Ich atme tief durch, greife nach dem warmen Pappbecher und versuche zehn Sekunden tief und bewusst zu atmen, angeblich hilft so etwas ja. Der Blick auf meine Uhr verrät mir aber, dass ich mich beeilen muss, meine Mutter wartet nicht gern.

Ich nehme einen großen Schluck meiner braunen Droge und augenblicklich wird mein stets fröstelnder Körper von der unnachahmlichen Kaffeewärme durchflutet.

Ich verlasse den Coffee Shop und schlendere zu meinem Wagen.

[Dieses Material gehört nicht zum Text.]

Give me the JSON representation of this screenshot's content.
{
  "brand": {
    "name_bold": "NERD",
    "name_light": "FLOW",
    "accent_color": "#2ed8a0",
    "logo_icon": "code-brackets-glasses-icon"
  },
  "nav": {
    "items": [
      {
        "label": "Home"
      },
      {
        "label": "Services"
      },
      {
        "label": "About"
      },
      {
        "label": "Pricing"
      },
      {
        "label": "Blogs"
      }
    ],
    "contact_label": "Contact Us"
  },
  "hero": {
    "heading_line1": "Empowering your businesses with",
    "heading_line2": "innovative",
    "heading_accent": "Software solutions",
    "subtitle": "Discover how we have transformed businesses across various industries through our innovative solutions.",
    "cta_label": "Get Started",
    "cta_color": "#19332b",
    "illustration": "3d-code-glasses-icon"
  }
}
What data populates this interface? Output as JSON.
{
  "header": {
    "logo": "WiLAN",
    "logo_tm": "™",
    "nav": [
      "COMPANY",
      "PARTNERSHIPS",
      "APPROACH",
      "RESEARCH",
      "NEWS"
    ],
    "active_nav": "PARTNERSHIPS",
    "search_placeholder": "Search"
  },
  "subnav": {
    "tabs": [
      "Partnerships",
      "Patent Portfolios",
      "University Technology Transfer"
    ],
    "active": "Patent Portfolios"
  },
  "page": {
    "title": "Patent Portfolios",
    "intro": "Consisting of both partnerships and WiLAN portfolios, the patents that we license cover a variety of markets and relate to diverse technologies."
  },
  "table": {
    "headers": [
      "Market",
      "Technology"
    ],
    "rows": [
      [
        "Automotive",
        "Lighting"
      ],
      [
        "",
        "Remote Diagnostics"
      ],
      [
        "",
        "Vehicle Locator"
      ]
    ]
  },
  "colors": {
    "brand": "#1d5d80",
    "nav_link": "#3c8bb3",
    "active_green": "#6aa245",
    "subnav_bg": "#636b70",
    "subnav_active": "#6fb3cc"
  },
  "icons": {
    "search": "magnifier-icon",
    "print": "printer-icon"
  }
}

In Gedanken hatte ich mir ausgemalt, wie mir Lukas erklärt, dass er bereits plant, ebenfalls nach Lüneburg zu ziehen. Natürlich kann ich nicht von ihm erwarten, dass er sein Geschäft in Kiel aufgibt. Er leitet hier schließlich eine Zweigstelle des Familienunternehmens. Ich hatte einfach nur gehofft, dass das auch problemlos von Lüneburg aus möglich wäre. Oder dass er zumindest überhaupt darüber nachdenken würde. Eventlocations für ganz Europa kann man doch auch von Lüneburg aus organisieren.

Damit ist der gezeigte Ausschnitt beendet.